Furthermore, the measurements underline the advantages of using fibre optic sensors in extreme environmental conditions such as space. The proposed method can be used, for example, for detecting a quench in a high-temperature super-conducting coil such as in the AMS-100. It can be triggered by external mechanical or thermal influences, among other things. More likely, however, is a temperature rise caused by current not flowing through the superconducting layer for unknown reasons. If the structure can expand locally due to the thermomechanical stress, the mechanical signal becomes dominant due to the high CTE of aluminium. This signal correlation can be investigated with the proposed sensor fibres. These fibre optic sensors offer high accuracy and immunity to electromagnetic interference. Due to their low weight and compact design, they can be easily integrated into structures with little installation space. With the precise calibration of the fibre parameters, parallel measurement of the temperature and strain is also possible for known materials, even over long distances.

6. Conclusions

This paper shows a successful method to determine the fibre-specific coefficients for OFDR measurements to calculate strain and temperature from 77 to 353 K. A detailed calibration was performed using additional strain gauges and thermal resistors. Moreover, a nonlinear model was described to decouple strain and temperature with these calculated parameters for integrated sensor fibres in known materials.
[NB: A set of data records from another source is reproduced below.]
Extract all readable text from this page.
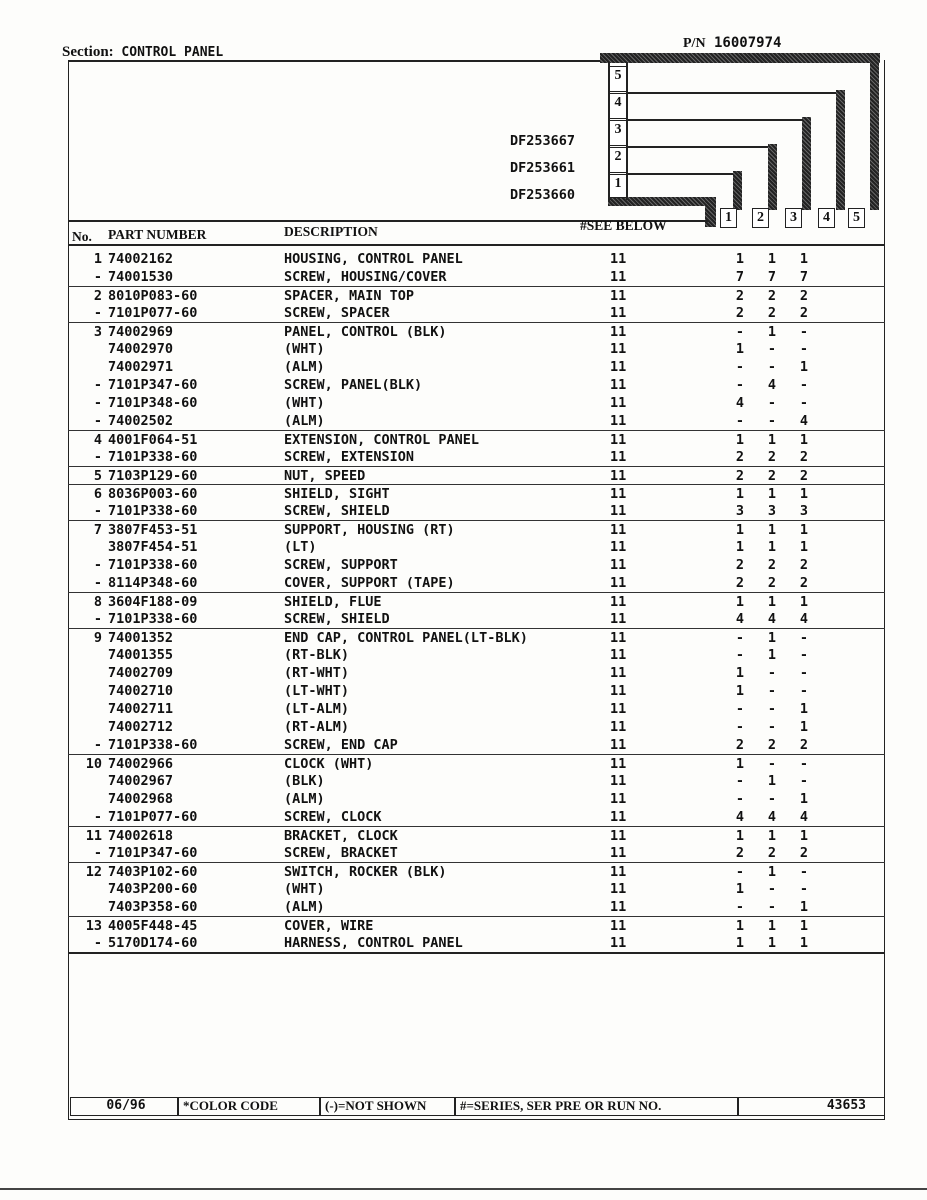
Section: CONTROL PANEL
P/N 16007974
5
4
3
2
1
DF253667
DF253661
DF253660
1	2	3	4	5
No. PART NUMBER	DESCRIPTION	#SEE BELOW
1 74002162	HOUSING, CONTROL PANEL	11	1 1 1
- 74001530	SCREW, HOUSING/COVER	11	7 7 7
2 8010P083-60	SPACER, MAIN TOP	11	2 2 2
- 7101P077-60	SCREW, SPACER	11	2 2 2
3 74002969	PANEL, CONTROL (BLK)	11	- 1 -
74002970	(WHT)	11	1 - -
74002971	(ALM)	11	- - 1
- 7101P347-60	SCREW, PANEL(BLK)	11	- 4 -
- 7101P348-60	(WHT)	11	4 - -
- 74002502	(ALM)	11	- - 4
4 4001F064-51	EXTENSION, CONTROL PANEL	11	1 1 1
- 7101P338-60	SCREW, EXTENSION	11	2 2 2
5 7103P129-60	NUT, SPEED	11	2 2 2
6 8036P003-60	SHIELD, SIGHT	11	1 1 1
- 7101P338-60	SCREW, SHIELD	11	3 3 3
7 3807F453-51	SUPPORT, HOUSING (RT)	11	1 1 1
3807F454-51	(LT)	11	1 1 1
- 7101P338-60	SCREW, SUPPORT	11	2 2 2
- 8114P348-60	COVER, SUPPORT (TAPE)	11	2 2 2
8 3604F188-09	SHIELD, FLUE	11	1 1 1
- 7101P338-60	SCREW, SHIELD	11	4 4 4
9 74001352	END CAP, CONTROL PANEL(LT-BLK)	11	- 1 -
74001355	(RT-BLK)	11	- 1 -
74002709	(RT-WHT)	11	1 - -
74002710	(LT-WHT)	11	1 - -
74002711	(LT-ALM)	11	- - 1
74002712	(RT-ALM)	11	- - 1
- 7101P338-60	SCREW, END CAP	11	2 2 2
10 74002966	CLOCK (WHT)	11	1 - -
74002967	(BLK)	11	- 1 -
74002968	(ALM)	11	- - 1
- 7101P077-60	SCREW, CLOCK	11	4 4 4
11 74002618	BRACKET, CLOCK	11	1 1 1
- 7101P347-60	SCREW, BRACKET	11	2 2 2
12 7403P102-60	SWITCH, ROCKER (BLK)	11	- 1 -
7403P200-60	(WHT)	11	1 - -
7403P358-60	(ALM)	11	- - 1
13 4005F448-45	COVER, WIRE	11	1 1 1
- 5170D174-60	HARNESS, CONTROL PANEL	11	1 1 1
06/96	*COLOR CODE	(-)=NOT SHOWN	#=SERIES, SER PRE OR RUN NO.	43653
The calibration parameters could be tested independently with the linear model for a ring-shaped sample. The standard model showed a deviation from the measured parameters for colder temperatures, while the prediction with the non-linear model agreed with the measured spectral shift. This proves the calibration parameters. Overall, the results of this study provide important foundations for the development of distributed fibre optic sensor systems for space applications and demonstrate the potential of fibre optic sensor technology in extreme environments. Further research in this area should focus on improving the accuracy and precision of fibre optic sensors and exploring new applications and uses for fibre optic sensors in space exploration and other extreme environments.